Table 10 shows that the new strategies have great advantages. The improved strategies obtain better results than the original BGOA on 15 datasets. In Air, Astura, Breast, and Segmentation datasets, new strategies outperform BPSO. Only in 5 datasets does the original BGOA obtain a better value. In Appendicitis, Breast, Bupa, Diabetes, and Glass datasets, the original BGOA gets the best result. The number of selected feature subsets presented in Table 11 also supports the claim that the improved algorithm has better performance than compared algorithms. It is worth mentioning that BGOAS1 performs well in the number of selections, with the smallest subset of features selected in 14 datasets. On all 23 datasets, the improved algorithm obtained better or equal results than BGOA, BPSO, and BGWO. The accuracy of feature selection is shown in Table 12. BGOAS1 achieves exceptionally high accuracy on the 8 datasets: Balancescale, Bupa, Cloud, Diabetes, and Heartstatlog datasets. Compared with the original algorithm, the accuracy of feature selection is improved by about 3%. Accordingly, BGOAS2 and BGOAV obtain higher accuracy than BGOA on 10 and 6 datasets. Among them, the accuracy of the Vowel dataset reaches 1. On the Air, Appendicitis, Breast, WDBC, and Zoo datasets, the performance of the six algorithms is comparable.
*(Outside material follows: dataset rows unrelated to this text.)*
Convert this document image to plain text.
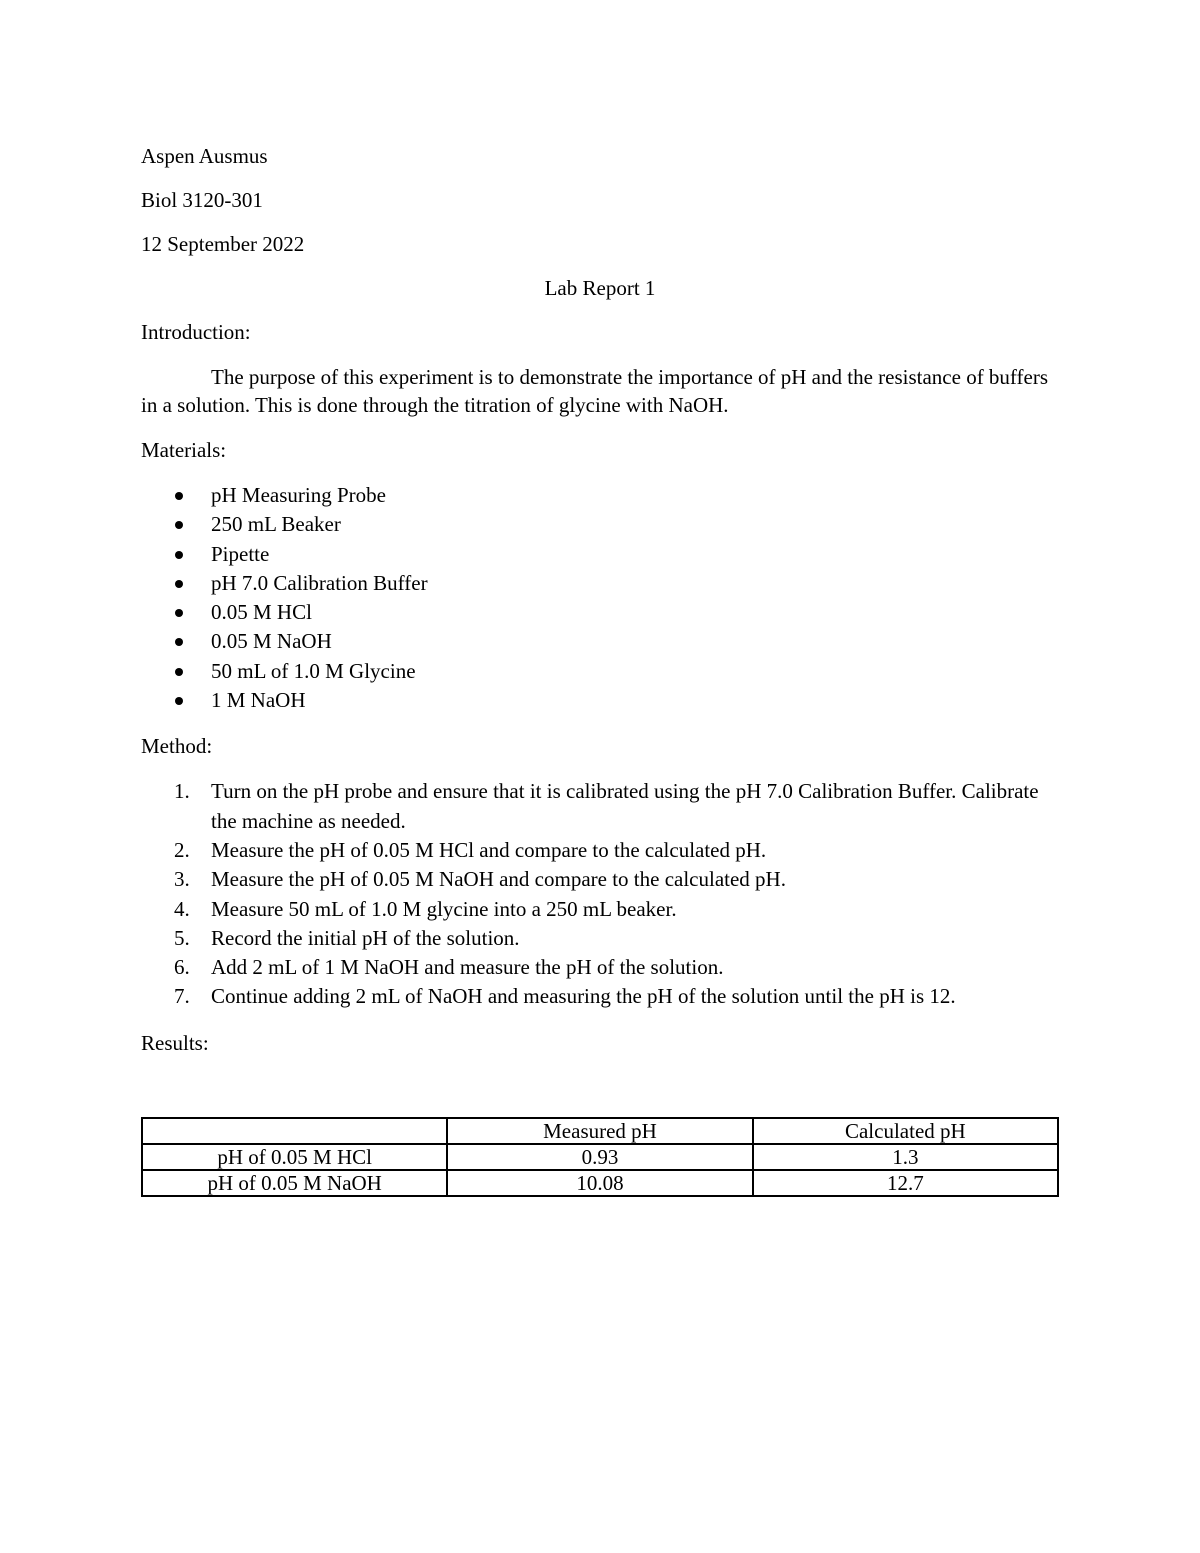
Aspen Ausmus

Biol 3120-301

12 September 2022

Lab Report 1

Introduction:

The purpose of this experiment is to demonstrate the importance of pH and the resistance of buffers in a solution. This is done through the titration of glycine with NaOH.

Materials:

pH Measuring Probe
250 mL Beaker
Pipette
pH 7.0 Calibration Buffer
0.05 M HCl
0.05 M NaOH
50 mL of 1.0 M Glycine
1 M NaOH

Method:

1. Turn on the pH probe and ensure that it is calibrated using the pH 7.0 Calibration Buffer. Calibrate the machine as needed.
2. Measure the pH of 0.05 M HCl and compare to the calculated pH.
3. Measure the pH of 0.05 M NaOH and compare to the calculated pH.
4. Measure 50 mL of 1.0 M glycine into a 250 mL beaker.
5. Record the initial pH of the solution.
6. Add 2 mL of 1 M NaOH and measure the pH of the solution.
7. Continue adding 2 mL of NaOH and measuring the pH of the solution until the pH is 12.

Results:

	Measured pH	Calculated pH
pH of 0.05 M HCl	0.93	1.3
pH of 0.05 M NaOH	10.08	12.7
Table 13 lists the Wilcoxon rank-sum test of the new strategies with the original BGOA. Values in Air, Cleve, Segmentation, Thyroid, and Ecoli datasets are smaller than 5%. From the Friedman test in Table 14, it can be obtained that values in WDBC, Bupa, Segmentation, Jain, Vowel, and Sonar datasets are smaller than 0.05. Therefore, it can be considered that there are significant differences between these algorithms. The results in these tables prove the better validity and feasibility of the improved algorithm.

7. Discussion

The binary grasshopper optimization algorithm solves discrete problems such as feature selection. This paper presented three improved versions of the binary grasshopper optimization algorithm for feature selection. A new step size variable and three transfer functions were introduced to optimize the algorithm’s exploration capability in binary space. Besides, this paper has done several tests on 23 benchmark test functions to certify the algorithm’s feasibility. The improved algorithm shows preferable performance in high-dimensional functions. Subsequently, simulation experiments for feature selection are conducted. In the 23 UCI datasets, the KNN and 10-fold cross-validation are adopted to address the wrapper-based feature selection problem. The improved algorithms are more competitive than the original BGOA, BPSO, and BGWO regarding fitness values and selected subsets.

It should be noted that the method of this paper has applied only to feature selection. Thus, it can address other binary combinatorial optimization problems, including task scheduling and traveling salesman problems. Apart from that, many excellent benchmarks in the BBOB workshop may be very effective for the further improvement of BGOA. Hence, more in-depth studies like using benchmarks in the BBOB workshop to examine the algorithm will be conducted in the future. Finally, the improved algorithm does not perform well on low-dimensional functions, and the binary conversion increases the computing time. Future work involving shortening the running time of the algorithm and improving its ability to solve low-dimensional problems is expected to execute.

Author Contributions

Conceptualization, G.-L.W.; formal analysis, A.-Q.T.; methodology, T.L.; resources, S.-C.C.; writing—original draft, G.-L.W.; writing—review & editing, J.-S.P. All authors have read and agreed to the published version of the manuscript.

Institutional Review Board Statement

Not applicable.

Informed Consent Statement

Not applicable.

Data Availability Statement

Publicly available datasets were analyzed in this study. This data can be found here: http://archive.ics.uci.edu/ml/index.php, (accessed on 5 September 2021).

Conflicts of Interest

The authors declare no conflict of interest.

Funding Statement

This research received no external funding.